Une goutte d'eau à la mer
Je me souviens de cet air vif et d'un ciel si bleu. J'étais
encore minéral, cristal de glace et je jouais en prisme de lumière lors de cet
été. Puis la chaleur m'avait fait fondre. J'étais si jeune petite, ronde et transparente,
gouttelette d'eau si douce.
Je me souviens du craquement des séracs, de ce départ dans les failles de la
fonte, de ces parois d'une couleur bleu pâle et lumineuse.

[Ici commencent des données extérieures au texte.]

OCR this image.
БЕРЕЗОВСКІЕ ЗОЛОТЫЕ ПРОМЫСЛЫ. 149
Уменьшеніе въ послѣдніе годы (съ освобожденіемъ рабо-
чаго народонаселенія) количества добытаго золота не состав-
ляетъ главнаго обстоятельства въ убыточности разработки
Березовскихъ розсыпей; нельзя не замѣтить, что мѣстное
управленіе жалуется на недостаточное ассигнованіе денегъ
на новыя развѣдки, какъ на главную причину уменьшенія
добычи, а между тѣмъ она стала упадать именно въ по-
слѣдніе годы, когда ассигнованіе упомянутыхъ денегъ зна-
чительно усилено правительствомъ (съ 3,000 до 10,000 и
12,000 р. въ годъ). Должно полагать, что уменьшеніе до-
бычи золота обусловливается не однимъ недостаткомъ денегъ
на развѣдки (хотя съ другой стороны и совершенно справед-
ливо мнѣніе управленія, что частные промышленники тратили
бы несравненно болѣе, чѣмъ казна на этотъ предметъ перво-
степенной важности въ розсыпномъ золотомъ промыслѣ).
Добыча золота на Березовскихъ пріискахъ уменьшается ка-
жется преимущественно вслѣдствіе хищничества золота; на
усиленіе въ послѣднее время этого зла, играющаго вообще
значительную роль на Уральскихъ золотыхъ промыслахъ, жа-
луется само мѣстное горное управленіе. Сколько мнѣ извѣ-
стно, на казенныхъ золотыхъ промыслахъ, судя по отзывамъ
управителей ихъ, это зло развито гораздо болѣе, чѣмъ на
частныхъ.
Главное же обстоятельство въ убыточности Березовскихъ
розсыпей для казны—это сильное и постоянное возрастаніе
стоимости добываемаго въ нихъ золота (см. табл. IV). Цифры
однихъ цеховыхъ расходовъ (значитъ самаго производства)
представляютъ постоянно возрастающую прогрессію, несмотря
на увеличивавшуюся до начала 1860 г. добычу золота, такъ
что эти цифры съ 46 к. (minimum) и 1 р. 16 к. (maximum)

Je suis sortie du labyrinthe pour courir l'alpage, j'étais un torrent ivre, j'étais
l'eau vive. D'un mouvement en cascade, je chutais sur des pierres, je n'étais
que glissements, enfin, j'eus droit au repos et dans le silence d'un lac, je me
suis endormie.
J'étais devenue miroir du ciel et de ses nuages, il a suffi d'une brise pour me
faire prendre une ride. Longtemps, je me suis baignée de fraîcheur en eaux
sombres qui voulaient me garder, c'est par une chute, cataracte de pluie fine
que je me suis évadée.
Encadrée de collines, je restais au fond de la vallée. J'en ai vu du paysage,
loin derrière moi brillaient les glaciers. Je me glissais le long des pâtures,
à travers les roseaux, je regardais passer les troupeaux, le temps n'existait
plus, j’entraînais des poissons d'argent dans mes ondes, j'étais devenue
rivière.
Je savais que le voyage ne faisait que recommencer. Quand j'aurai rejoint le
fleuve, après l'estuaire, l'appel de la mer allait se faire sentir, dès les
premiers embruns plus rien ne m'arrêterait. Je ferai le tour de la Terre puis,
enfin lasse de parcourir les océans, de jouer dans l'écume des vagues, je
m'assoupirai. Alors je deviendrai étale et sans peur laisserai sous l'éternel
azur le soleil m'évaporer.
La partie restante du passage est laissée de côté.